T’es assis dans ton canapé, tu scrolls X pour avoir des nouvelles du conflit en Iran, et tu tombes sur une vidéo de drone qui montre une frappe spectaculaire. Sauf que c’est du pipeau. Généré par Grok, l’IA de Musk, qui a décidé que la réalité était trop chiante et qu’il fallait pimenter le tout avec des deepfakes maison. Pendant ce temps, de l’autre côté de l’écran, Claude d’Anthropic aide l’armée américaine à décider où larguer les vrais missiles. Bienvenue dans le théâtre de guerre 2.0, où l’IA est à la fois l’arme et le brouillard.
Grok, le petit génie de la désinfo
X, la plateforme de Musk, croule sous les fakes. Des vidéos manipulées, des images générées par IA, des récits alternatifs qui pullulent. Et Grok, l’assistant intégré, est en première ligne. Non seulement il ne vérifie pas les contenus — bon, on s’en doutait — mais en plus, il en crée. Le Wired rapporte que Grok partage ses propres images AI-générées sur le conflit, ajoutant une couche de bullshit à un paysage déjà saturé de merde. Musk, le même qui tweete des conneries à 3h du mat’ sur la liberté d’expression, laisse son IA transformer une guerre réelle en fanfic algorithmique. Le ratio annonces/résultats ? Toujours aussi pathétique.

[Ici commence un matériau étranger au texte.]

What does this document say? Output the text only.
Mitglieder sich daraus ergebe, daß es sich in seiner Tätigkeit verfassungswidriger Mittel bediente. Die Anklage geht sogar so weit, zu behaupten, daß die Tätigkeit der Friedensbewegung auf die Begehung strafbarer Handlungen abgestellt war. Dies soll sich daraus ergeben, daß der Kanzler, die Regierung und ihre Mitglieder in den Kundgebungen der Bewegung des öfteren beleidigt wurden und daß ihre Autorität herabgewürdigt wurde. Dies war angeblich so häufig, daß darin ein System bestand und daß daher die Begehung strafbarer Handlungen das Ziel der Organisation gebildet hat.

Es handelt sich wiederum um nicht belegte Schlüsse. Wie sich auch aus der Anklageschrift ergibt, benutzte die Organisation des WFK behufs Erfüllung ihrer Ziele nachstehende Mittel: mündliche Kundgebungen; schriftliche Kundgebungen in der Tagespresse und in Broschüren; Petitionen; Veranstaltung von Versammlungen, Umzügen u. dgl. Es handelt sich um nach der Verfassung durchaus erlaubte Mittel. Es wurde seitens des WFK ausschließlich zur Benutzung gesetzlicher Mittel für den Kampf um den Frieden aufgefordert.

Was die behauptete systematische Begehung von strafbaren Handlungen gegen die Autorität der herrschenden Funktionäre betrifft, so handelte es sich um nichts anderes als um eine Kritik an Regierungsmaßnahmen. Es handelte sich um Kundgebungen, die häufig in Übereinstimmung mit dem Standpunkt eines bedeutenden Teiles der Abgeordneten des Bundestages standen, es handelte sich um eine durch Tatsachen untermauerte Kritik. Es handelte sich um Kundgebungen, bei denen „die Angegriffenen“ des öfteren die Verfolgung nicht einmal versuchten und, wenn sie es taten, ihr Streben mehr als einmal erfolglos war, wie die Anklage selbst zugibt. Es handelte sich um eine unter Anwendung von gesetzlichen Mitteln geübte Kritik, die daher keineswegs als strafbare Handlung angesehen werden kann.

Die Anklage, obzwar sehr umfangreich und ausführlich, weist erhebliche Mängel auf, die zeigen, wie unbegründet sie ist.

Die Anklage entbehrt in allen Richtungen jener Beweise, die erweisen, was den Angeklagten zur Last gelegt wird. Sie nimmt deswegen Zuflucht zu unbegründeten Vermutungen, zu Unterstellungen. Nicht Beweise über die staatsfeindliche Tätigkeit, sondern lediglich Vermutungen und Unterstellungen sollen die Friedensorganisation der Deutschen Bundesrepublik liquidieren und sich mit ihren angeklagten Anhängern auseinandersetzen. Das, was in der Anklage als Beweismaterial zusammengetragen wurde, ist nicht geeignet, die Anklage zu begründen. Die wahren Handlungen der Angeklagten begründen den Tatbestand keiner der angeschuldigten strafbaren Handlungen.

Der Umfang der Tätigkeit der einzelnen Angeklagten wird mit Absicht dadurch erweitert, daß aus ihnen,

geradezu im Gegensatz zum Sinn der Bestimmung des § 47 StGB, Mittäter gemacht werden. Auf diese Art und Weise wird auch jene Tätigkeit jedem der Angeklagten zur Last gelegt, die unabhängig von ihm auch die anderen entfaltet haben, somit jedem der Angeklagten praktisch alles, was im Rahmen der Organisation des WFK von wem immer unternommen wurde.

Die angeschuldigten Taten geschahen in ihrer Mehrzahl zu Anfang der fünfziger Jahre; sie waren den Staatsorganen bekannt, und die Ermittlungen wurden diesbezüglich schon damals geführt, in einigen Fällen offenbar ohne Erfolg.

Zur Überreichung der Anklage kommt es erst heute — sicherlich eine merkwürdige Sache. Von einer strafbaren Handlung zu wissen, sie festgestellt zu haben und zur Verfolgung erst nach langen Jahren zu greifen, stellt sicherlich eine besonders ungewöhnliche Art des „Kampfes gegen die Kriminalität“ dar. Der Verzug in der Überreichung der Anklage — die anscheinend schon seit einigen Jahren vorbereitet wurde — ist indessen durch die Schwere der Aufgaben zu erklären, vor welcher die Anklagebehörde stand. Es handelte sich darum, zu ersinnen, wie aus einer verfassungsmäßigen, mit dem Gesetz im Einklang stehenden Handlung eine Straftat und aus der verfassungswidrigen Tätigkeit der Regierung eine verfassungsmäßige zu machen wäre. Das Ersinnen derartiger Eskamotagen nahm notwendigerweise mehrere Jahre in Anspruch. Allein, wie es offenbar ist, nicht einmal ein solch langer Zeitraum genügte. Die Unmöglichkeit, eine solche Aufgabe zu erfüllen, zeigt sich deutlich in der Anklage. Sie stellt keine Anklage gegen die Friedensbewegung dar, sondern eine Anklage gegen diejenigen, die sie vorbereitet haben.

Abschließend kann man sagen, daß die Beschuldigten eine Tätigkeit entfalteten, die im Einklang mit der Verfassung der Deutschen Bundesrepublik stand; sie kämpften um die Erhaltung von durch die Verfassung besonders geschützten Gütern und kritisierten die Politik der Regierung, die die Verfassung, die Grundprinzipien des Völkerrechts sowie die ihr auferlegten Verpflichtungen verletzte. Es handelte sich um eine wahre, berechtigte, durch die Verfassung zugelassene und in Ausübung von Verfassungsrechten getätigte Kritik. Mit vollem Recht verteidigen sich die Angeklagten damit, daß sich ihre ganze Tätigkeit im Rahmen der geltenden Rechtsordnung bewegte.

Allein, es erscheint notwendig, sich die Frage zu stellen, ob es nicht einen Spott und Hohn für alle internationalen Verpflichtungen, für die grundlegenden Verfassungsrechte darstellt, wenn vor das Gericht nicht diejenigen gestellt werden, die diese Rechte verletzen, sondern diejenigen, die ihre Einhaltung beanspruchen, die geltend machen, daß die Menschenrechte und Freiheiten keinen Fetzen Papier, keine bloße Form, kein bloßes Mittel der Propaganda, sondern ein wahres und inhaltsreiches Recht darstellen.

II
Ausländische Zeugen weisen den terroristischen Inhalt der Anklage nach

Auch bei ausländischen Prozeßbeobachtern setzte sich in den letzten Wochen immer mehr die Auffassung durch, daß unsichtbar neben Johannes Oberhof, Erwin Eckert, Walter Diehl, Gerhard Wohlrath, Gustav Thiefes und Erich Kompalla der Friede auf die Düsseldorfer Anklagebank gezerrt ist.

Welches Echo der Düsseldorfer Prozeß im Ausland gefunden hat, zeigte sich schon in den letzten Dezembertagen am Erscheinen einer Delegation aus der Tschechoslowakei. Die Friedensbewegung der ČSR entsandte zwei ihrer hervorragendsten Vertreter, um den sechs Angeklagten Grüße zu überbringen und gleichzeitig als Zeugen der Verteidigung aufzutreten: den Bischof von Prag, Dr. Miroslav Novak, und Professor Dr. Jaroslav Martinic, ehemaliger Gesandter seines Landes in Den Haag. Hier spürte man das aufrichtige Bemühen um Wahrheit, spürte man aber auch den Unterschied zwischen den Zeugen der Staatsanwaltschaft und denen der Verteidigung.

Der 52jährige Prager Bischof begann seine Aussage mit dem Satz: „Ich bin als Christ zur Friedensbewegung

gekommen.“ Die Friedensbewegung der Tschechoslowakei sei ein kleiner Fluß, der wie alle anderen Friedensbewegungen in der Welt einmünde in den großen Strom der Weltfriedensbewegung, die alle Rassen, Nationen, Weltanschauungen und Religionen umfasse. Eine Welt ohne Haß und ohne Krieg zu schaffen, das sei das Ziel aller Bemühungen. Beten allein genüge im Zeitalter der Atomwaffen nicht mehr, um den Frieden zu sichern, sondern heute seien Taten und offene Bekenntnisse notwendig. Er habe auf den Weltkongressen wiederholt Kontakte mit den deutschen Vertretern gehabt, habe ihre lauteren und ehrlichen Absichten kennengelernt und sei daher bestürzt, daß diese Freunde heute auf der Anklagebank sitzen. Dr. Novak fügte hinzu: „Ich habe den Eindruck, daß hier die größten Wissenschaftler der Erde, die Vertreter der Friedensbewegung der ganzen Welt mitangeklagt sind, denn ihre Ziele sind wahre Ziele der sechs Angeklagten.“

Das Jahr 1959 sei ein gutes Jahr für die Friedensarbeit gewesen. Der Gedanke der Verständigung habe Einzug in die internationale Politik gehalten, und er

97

Claude, le planificateur de frappes qui fait dans le safety
Pendant que Grok fait le clown, Anthropic joue les sérieux. Le MIT Tech Review détaille comment Claude aide l’armée US à analyser des données, identifier des cibles, et prendre des décisions opérationnelles en Iran. On est loin des GIFs générés : ici, c’est du lourd, avec des vies en jeu. Et ça pose une sacrée question éthique. Anthropic, la boîte qui publie des essais de 20 000 mots sur les risques existentiels et qui déploie des modèles que ses propres évaluateurs déconseillent, se retrouve à fournir des outils pour une guerre. Dario Amodei, le dealer qui appelle sa cliente pour lui dire qu’elle consomme trop, est en train de lui vendre de l’uranium enrichi. Le grand écart permanent, c’est un sport national dans ce secteur.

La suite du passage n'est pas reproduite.